İstanbul’daki nihai oturumuyla kararını açıklayan Gazze Mahkemesi, Gazze Şeridi’nde işlenen suçlarla ilgili çarpıcı tespitlerde bulundu. Açıklamada şu ifadeler yer aldı:
“İsrail, kökleri Siyonizm’in üstünlükçü ideolojisine dayanan, geniş bir apartheid rejimi içinde, Gazze halkına karşı soykırım uygulamaktadır.”
Mahkeme kararında ayrıca, şu hususlara dikkat çekildi:
– Açlığın silah haline getirilmesi, tıbbi bakımın sistematik olarak reddi ve zorla yerinden edilme gibi uygulamaların toplu cezalandırma ve soykırım araçları olduğu belirtildi.
– Batılı hükümetlerin, özellikle Amerika Birleşik Devletleri’nin, İsrail’e sağladığı diplomatik koruma, silah ve istihbarat yardımı yoluyla bu sürece suç ortaklığı düzeyinde katıldığı tespit edildi.
– Kararda, “hukuk güç karşısında susturulduğunda, vicdan nihai merci haline gelir” denerek, sivil toplumun bu konuda etkin rol alması gerektiği vurgulandı.
Kararın Önemi ve Etkileri
Bu karar, hukuken bağlayıcı bir mahkeme hükmü olmasa da uluslararası hak ihlalleri ve insanlık suçları bağlamında önemli bir sivil toplum belgesi niteliği taşıyor. Karar, şu açılardan dikkat çekici:
– Gazze’deki duruma dair “soykırım” ve “apartheid rejimi” gibi ağır terimlerin açık şekilde kullanılması, uluslararası kamuoyunun dikkatini bir kez daha bu bölge üzerine çekti.
– Karar metninde yer alan öneriler arasında yer alıyor: İsrail’e uygulanan yaptırımlar, uluslararası kuruluşlardan men edilmesi, BM’nin ilgili mekanizmalarının harekete geçirilmesi ve Filistin halkının kendi kaderini belirleme hakkının tanınması.

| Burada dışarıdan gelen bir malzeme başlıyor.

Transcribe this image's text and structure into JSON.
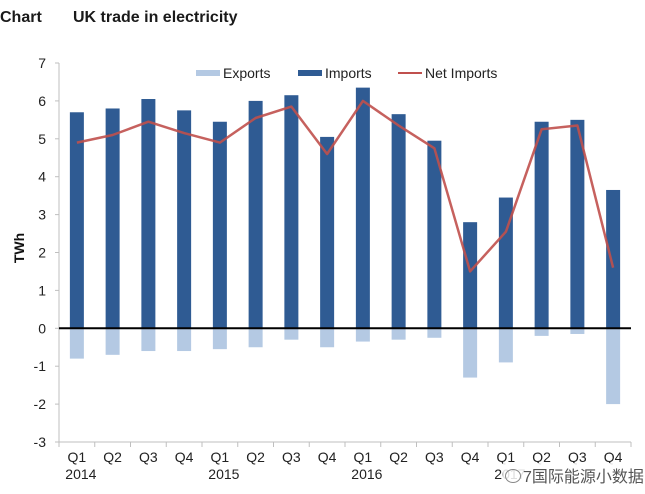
{
  "header": {
    "label": "Chart",
    "title": "UK trade in electricity"
  },
  "legend": [
    {
      "name": "Exports",
      "color": "#b4c9e3",
      "kind": "bar"
    },
    {
      "name": "Imports",
      "color": "#2f5b93",
      "kind": "bar"
    },
    {
      "name": "Net Imports",
      "color": "#c0504d",
      "kind": "line"
    }
  ],
  "watermark": {
    "text": "国际能源小数据",
    "prefix": "7"
  },
  "chart_data": {
    "type": "bar",
    "title": "UK trade in electricity",
    "xlabel": "",
    "ylabel": "TWh",
    "ylim": [
      -3,
      7
    ],
    "yticks": [
      7,
      6,
      5,
      4,
      3,
      2,
      1,
      0,
      -1,
      -2,
      -3
    ],
    "grid": false,
    "legend_position": "top",
    "categories": [
      "Q1 2014",
      "Q2 2014",
      "Q3 2014",
      "Q4 2014",
      "Q1 2015",
      "Q2 2015",
      "Q3 2015",
      "Q4 2015",
      "Q1 2016",
      "Q2 2016",
      "Q3 2016",
      "Q4 2016",
      "Q1 2017",
      "Q2 2017",
      "Q3 2017",
      "Q4 2017"
    ],
    "tick_labels": [
      {
        "q": "Q1",
        "year": "2014"
      },
      {
        "q": "Q2",
        "year": ""
      },
      {
        "q": "Q3",
        "year": ""
      },
      {
        "q": "Q4",
        "year": ""
      },
      {
        "q": "Q1",
        "year": "2015"
      },
      {
        "q": "Q2",
        "year": ""
      },
      {
        "q": "Q3",
        "year": ""
      },
      {
        "q": "Q4",
        "year": ""
      },
      {
        "q": "Q1",
        "year": "2016"
      },
      {
        "q": "Q2",
        "year": ""
      },
      {
        "q": "Q3",
        "year": ""
      },
      {
        "q": "Q4",
        "year": ""
      },
      {
        "q": "Q1",
        "year": "2017"
      },
      {
        "q": "Q2",
        "year": ""
      },
      {
        "q": "Q3",
        "year": ""
      },
      {
        "q": "Q4",
        "year": ""
      }
    ],
    "series": [
      {
        "name": "Exports",
        "type": "bar",
        "color": "#b4c9e3",
        "values": [
          -0.8,
          -0.7,
          -0.6,
          -0.6,
          -0.55,
          -0.5,
          -0.3,
          -0.5,
          -0.35,
          -0.3,
          -0.25,
          -1.3,
          -0.9,
          -0.2,
          -0.15,
          -2.0
        ]
      },
      {
        "name": "Imports",
        "type": "bar",
        "color": "#2f5b93",
        "values": [
          5.7,
          5.8,
          6.05,
          5.75,
          5.45,
          6.0,
          6.15,
          5.05,
          6.35,
          5.65,
          4.95,
          2.8,
          3.45,
          5.45,
          5.5,
          3.65
        ]
      },
      {
        "name": "Net Imports",
        "type": "line",
        "color": "#c0504d",
        "values": [
          4.9,
          5.1,
          5.45,
          5.15,
          4.9,
          5.55,
          5.85,
          4.6,
          6.0,
          5.35,
          4.75,
          1.5,
          2.55,
          5.25,
          5.35,
          1.6
        ]
      }
    ]
  }
}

– Ancak kararın uygulanabilirliği, uluslararası siyasetin ve güç dengelerinin nasıl şekilleneceğine göre belirlenecek. Hizmet etkisi, devlet politikaları, BM mekanizmaları ve hukuk sistemi ile sınırlı kalabilir.
Türkiye’ye Yansımaları
Türkiye gibi aktörler için bu tür kararlar diplomatik ve siyasal açıdan yeni bir gündem unsuru oluşturabilir. Karar, Türkiye’nin Filistin politikalarını, bölgesel iş birliklerini ve dış diplomasi stratejilerini etkileyebilir. Türkiye toplumunda oluşabilecek etki ve kamuoyu tepkileri de göz önünde tutulmalı.

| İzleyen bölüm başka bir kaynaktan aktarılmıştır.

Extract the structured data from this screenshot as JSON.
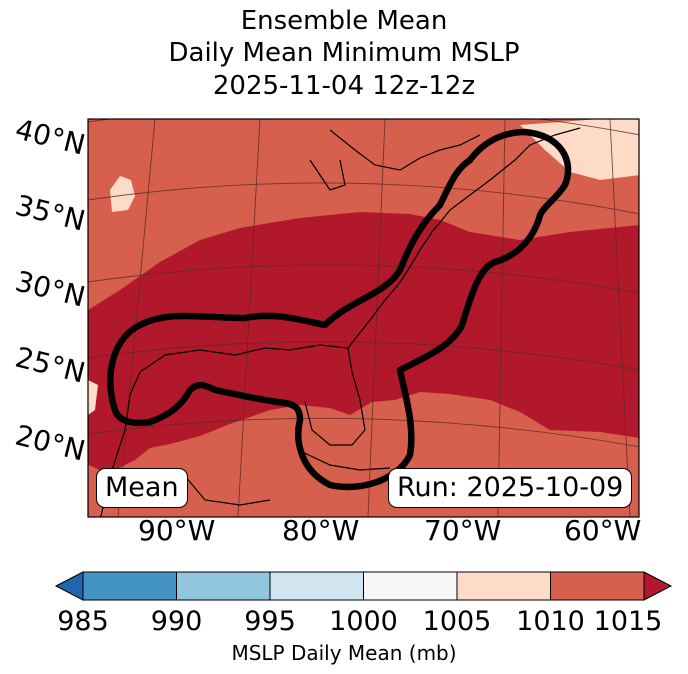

Sonuç olarak, Gazze Mahkemesi’nin kararı, Gazze’de yaşananların sadece askeri bir çatışma boyutu olmadığını; sistematik, yapısal ve ideolojik bir hak ihlali süreci olduğunu öne sürüyor. Bu sonuç, uluslararası hukuk, insan hakları ve siyaset alanında yeni soruları gündeme taşıyor.